Párrafo I: Adquieren la condición de funcionarios de carrera aquellos que hayan cumplido a la fecha de la promulgación de esta ley, o cumplan en lo sucesivo, diez años de servicio en la Secretaría de Estado de Relaciones Exteriores.
De modo que, para fines de acatamiento de las leyes y el respeto al principio universal de no retroactividad de estas -y para el caso, exceptuando faltas graves (incluido la inobservancia de los plazos que, “la Resolución No. 01-2011, y la Ley 41-08 de Función Pública”, establecen)- son diplomáticos de carrera aquellos servidores del servicio exterior que hayan cumplido con la ley 314-64 antes de la entrada en vigor de la actual – 630-16-. Por supuesto, siempre observando cumplimiento bajo Evaluación del Desempeño comprobable. Por ello, ya hay varios precedentes, de ganancia de causa, jurisprudenciales de difícil inobservancia so pena de desacato y, por vía de consecuencia, apelación, en última instancia, de derechos adquiridos conculcados.
Finalmente, y tal como se ha escrito o se sabe, solo hay “102 diplomáticos de carrera” por validación -que, en justicia y de ley, debería haber más, y no es así por las inobservancias antes señaladas- y solo 10 por concurso de oposición como contempla la actual ley que entró en vigor en 2016.

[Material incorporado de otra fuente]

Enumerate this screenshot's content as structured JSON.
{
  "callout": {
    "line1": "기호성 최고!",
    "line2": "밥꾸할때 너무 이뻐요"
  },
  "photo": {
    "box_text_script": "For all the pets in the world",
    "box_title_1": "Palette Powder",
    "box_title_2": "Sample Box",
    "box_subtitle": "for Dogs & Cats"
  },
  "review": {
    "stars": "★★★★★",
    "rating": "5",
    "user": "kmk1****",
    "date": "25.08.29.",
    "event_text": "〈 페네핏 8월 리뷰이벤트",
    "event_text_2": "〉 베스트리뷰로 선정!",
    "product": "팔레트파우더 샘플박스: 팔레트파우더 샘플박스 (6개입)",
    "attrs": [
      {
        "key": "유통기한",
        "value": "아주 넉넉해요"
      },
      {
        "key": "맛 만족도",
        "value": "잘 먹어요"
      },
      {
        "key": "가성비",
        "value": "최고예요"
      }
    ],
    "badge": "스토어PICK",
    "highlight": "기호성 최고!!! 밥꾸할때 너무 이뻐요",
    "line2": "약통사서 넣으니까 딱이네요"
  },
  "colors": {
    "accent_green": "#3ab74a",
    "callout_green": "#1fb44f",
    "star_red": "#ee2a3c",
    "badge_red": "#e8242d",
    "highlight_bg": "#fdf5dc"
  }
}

De donde se desprende que el ingreso vía una designación política o de tradición de abolengo, siempre fue la norma y no la excepción. Por tanto, la distinción y derecho -ser diplomático de carrera- siempre ha estado consignado por ley; y el no observarse, por la misma Cancillería o el MAP, no puede devenir, exceptuando faltas graves en el ejercicio o desempeño, en conculcación de derechos adquiridos.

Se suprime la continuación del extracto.